No one expects this, but the USA had the same problem after the TLT/Danik takeover. We came to a simple solution, which is how law votes for all nation should be done. If you aren't doing it this way you are setting yourself up for failure in regards to revisions.

This assumes that the nation's council discussed and agreed on a law change before an actually vote is submitted.

Create a voting order (Duke through King/Queen).
The first member in the voting order (Duke) does not vote unless the No Votes exceed the Yes votes or if no votes occurred by the last day of voting.
The next council member does not vote unless the No Votes starts to exceed the Yes votes.
The remaining council members continue the process and only vote if the No votes start to exceed the Yes.
This allows the vote to pass with the minimum amount of Council Votes. If a revision needs to occur within 30 days, you repeat the process except just before the vote expires, you use the remaining council members as needed to push it past the previous vote counts.

IIRC, the USA passed a law revision with less than 30 total Yes votes with no council member voting, even though the council itself had close to 80 voting power by itself.


While that is a clever solution, I believe it would be much simpler, and more efficient if how revisions work is changed. I did not even realize this was a problem until Jeanne pointed it out, and Since you admitted the US had a similar experience, it seems like this is something not a lot of people realized could happen.

Re: Law Revision - 30 day period

PostPosted: Wed Mar 22, 2017 2:36 am
by Jeanne de Clisson
Let me emphasize that the last "Revision" took place 32 days ago. However due to an intervening vote on this issue which "Failed" the 30 period is "indexed" to that secondary referendum without displaying the appropriate date, so even now a simple majority will not succeed & another 30-day clock will proceed anew.

This is clearly "Beyond" the original intention this measure was set-up to police.

There are currently 40 of 41 available votes in the affirmative without any chance of passage without Admin interaction.

Re: Law Revision - 30 day period

PostPosted: Wed Mar 22, 2017 2:41 am
by Mugiwara
"Day 1623 Isle of Man has revised the law Royal Stipends". so its already pass more than 30 days. But failed revise attempt in 30 days probably extend the duration again.
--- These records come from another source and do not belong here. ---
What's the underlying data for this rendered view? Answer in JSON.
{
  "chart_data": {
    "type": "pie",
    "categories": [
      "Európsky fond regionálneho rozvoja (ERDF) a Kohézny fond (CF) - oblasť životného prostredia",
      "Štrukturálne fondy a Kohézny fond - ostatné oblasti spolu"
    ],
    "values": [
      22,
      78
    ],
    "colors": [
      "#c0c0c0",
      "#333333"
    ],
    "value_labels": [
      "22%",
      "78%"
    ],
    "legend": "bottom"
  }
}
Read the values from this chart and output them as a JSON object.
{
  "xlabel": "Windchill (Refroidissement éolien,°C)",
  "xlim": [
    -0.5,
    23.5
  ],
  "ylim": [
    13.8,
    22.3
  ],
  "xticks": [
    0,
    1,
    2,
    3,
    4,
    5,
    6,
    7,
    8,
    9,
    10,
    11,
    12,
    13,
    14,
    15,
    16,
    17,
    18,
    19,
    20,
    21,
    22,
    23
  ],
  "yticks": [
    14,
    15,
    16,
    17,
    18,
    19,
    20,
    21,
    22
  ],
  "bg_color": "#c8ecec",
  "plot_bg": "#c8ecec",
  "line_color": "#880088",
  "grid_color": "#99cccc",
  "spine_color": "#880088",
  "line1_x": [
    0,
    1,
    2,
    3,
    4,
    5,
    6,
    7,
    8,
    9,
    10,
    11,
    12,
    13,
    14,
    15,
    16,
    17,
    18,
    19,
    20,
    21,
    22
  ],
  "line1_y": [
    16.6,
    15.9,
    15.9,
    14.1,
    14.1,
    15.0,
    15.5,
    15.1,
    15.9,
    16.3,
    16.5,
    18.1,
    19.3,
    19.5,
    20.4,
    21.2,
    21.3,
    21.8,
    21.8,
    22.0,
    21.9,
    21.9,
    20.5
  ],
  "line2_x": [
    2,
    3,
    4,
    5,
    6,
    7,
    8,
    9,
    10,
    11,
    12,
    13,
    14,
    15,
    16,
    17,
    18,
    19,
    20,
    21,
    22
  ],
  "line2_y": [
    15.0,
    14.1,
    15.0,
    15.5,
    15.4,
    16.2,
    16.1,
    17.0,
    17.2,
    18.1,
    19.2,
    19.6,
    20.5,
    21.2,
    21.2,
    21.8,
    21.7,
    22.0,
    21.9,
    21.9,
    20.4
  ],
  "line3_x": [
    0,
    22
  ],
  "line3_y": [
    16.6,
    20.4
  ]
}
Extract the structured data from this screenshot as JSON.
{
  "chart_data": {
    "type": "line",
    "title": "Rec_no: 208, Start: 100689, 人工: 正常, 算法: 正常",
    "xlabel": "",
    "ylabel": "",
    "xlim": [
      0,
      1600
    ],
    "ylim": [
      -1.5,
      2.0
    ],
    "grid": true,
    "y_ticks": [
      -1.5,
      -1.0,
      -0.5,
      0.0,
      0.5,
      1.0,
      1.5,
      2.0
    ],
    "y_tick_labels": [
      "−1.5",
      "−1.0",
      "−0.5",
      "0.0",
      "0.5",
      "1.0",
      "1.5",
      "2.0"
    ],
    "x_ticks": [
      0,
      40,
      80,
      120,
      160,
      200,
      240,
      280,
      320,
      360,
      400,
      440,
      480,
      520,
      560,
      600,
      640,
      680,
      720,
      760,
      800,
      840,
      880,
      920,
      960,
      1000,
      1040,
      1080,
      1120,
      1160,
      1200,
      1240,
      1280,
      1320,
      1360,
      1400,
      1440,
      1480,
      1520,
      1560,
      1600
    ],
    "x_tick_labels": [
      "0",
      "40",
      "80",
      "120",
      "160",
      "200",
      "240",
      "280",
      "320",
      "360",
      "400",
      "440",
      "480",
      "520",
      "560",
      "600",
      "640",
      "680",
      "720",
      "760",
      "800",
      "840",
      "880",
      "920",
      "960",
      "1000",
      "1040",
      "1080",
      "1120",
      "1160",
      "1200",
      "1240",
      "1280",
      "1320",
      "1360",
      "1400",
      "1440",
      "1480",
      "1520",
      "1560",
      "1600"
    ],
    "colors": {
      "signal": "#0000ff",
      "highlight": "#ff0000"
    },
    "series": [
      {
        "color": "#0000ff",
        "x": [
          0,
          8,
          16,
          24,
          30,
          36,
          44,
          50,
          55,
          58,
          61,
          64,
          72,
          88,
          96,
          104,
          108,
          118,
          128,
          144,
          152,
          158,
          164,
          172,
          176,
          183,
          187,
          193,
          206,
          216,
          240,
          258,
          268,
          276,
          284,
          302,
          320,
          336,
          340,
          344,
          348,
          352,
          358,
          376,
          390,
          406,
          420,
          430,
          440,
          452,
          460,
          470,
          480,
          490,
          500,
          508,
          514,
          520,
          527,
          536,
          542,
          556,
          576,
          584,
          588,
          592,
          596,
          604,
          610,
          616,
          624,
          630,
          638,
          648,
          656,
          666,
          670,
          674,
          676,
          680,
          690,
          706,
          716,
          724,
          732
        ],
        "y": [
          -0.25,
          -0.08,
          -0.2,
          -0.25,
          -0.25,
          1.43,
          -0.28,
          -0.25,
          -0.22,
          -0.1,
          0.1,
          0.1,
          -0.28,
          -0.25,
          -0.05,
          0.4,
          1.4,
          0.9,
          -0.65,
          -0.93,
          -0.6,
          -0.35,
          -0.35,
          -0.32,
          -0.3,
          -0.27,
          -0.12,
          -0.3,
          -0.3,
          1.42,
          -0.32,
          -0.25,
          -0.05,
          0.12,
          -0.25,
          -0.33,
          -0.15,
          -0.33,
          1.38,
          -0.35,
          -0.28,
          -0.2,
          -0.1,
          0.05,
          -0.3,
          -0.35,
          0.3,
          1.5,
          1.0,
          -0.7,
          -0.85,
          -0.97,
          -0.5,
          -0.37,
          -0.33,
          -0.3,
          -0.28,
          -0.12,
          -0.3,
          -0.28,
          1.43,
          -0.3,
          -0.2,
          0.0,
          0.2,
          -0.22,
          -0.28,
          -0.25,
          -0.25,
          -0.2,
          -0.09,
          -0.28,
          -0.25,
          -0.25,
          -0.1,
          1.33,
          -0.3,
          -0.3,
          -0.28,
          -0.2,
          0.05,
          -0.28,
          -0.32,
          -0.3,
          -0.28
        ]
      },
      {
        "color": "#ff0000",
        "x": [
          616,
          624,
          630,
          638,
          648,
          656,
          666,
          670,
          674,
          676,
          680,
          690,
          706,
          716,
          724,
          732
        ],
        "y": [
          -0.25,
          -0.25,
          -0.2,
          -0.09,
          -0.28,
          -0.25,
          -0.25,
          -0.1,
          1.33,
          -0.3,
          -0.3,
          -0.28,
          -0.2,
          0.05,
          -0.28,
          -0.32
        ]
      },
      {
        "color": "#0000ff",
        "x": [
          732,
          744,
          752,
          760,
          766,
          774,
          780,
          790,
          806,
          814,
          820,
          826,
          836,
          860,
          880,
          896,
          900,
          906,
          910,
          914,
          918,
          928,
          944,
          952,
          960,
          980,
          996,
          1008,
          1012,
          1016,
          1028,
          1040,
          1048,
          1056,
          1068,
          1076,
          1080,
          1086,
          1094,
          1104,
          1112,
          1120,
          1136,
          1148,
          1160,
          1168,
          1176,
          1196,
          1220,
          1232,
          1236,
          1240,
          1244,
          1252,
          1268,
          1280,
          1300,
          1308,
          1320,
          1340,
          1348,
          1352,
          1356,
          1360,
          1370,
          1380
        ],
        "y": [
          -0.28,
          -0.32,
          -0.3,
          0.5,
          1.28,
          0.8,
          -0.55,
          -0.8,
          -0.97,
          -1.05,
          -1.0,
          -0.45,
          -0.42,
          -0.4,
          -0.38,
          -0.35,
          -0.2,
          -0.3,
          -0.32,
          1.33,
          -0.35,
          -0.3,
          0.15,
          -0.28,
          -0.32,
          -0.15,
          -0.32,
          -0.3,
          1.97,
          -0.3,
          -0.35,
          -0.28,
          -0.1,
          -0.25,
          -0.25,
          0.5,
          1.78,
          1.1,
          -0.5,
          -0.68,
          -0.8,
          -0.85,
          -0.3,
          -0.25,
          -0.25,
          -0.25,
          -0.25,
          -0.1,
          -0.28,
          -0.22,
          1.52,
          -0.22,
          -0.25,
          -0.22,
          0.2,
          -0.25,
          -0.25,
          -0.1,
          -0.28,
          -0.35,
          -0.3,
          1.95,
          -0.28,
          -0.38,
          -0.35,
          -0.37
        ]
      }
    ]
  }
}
Re: Law Revision - 30 day period

PostPosted: Wed Mar 22, 2017 10:15 am
by Captain Jack
Only successful revisions matter.
Voting start time matters for the limit.

You can't use the voting end time for the limit for two reasons:
-We want the ability to have different timeframes for different laws.
-We want the ability to end votes prematurely based on existing majority [Pending Implementation]

The limit of 30 days might be inconvenient at the current way of usage but it serves purposes and helps strategy.